Yohei’s cheerful exterior didn’t change. “Of course.”
“You will get your pay when both of them are in my custody,” Kanizawa said. “So if the other one runs off...you have to find him in order to collect.”
Yohei nodded, thinking about this. “Fair enough,” he said. “Do I get a private jet on stand-by for me? I recommend having it ready to go in three days.”
“If you are spending my money and using my resources, you are going to be doing so in the company of my men.”

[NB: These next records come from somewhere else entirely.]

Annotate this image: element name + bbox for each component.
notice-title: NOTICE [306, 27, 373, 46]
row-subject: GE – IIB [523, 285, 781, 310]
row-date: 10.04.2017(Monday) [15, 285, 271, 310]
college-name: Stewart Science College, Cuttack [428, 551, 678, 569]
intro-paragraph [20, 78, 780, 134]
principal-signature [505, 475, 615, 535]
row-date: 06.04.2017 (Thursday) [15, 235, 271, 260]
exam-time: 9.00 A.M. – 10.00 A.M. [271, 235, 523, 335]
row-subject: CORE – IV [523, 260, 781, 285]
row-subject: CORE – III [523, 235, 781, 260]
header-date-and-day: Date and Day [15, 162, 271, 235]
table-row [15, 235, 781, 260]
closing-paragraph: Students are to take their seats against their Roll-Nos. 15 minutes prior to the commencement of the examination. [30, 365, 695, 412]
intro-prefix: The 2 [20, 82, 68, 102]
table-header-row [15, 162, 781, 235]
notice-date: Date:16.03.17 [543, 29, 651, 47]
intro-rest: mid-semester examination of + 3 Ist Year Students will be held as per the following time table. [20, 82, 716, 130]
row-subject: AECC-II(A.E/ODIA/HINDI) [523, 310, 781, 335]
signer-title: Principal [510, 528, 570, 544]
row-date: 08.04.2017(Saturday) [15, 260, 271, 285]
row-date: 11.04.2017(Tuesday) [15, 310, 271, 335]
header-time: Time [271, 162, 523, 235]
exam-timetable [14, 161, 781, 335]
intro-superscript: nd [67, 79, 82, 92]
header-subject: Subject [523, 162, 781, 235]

Yohei laughed. “Of course, Kanizawa-san, as long as you tell them to stay out of my way and to do as I say. I'm rather pleased with the extra help. Now if your men get stupid and tip off the twins and allow them to slip away, I hope you know whose head to lop off.”
“Don’t worry,” Kanizawa said. “I will only send you the best.”
Yohei stood and began to collect his papers, shoving them back into his portfolio. He left the photos on the desk. “Something for you to look at until the real thing is in your hands,” he said. He pulled out a folded piece of paper that had been tucked into one of the pockets of the portfolio. “My hotel and contact information,” he said as he left that on top of the photos. “I have to be at Narita in two hours. Have your men come find me within the next twenty-four.”
Kanizawa said nothing and poured himself another drink as Yohei excused himself and left. He looked at the color photos, the glossy prints reflecting spots of light on their surface. He shifted the pictures with an index finger, looking at the ones on the bottom. He smiled.
“Twins,” he said to himself and laughed. “Sonuvabitch.”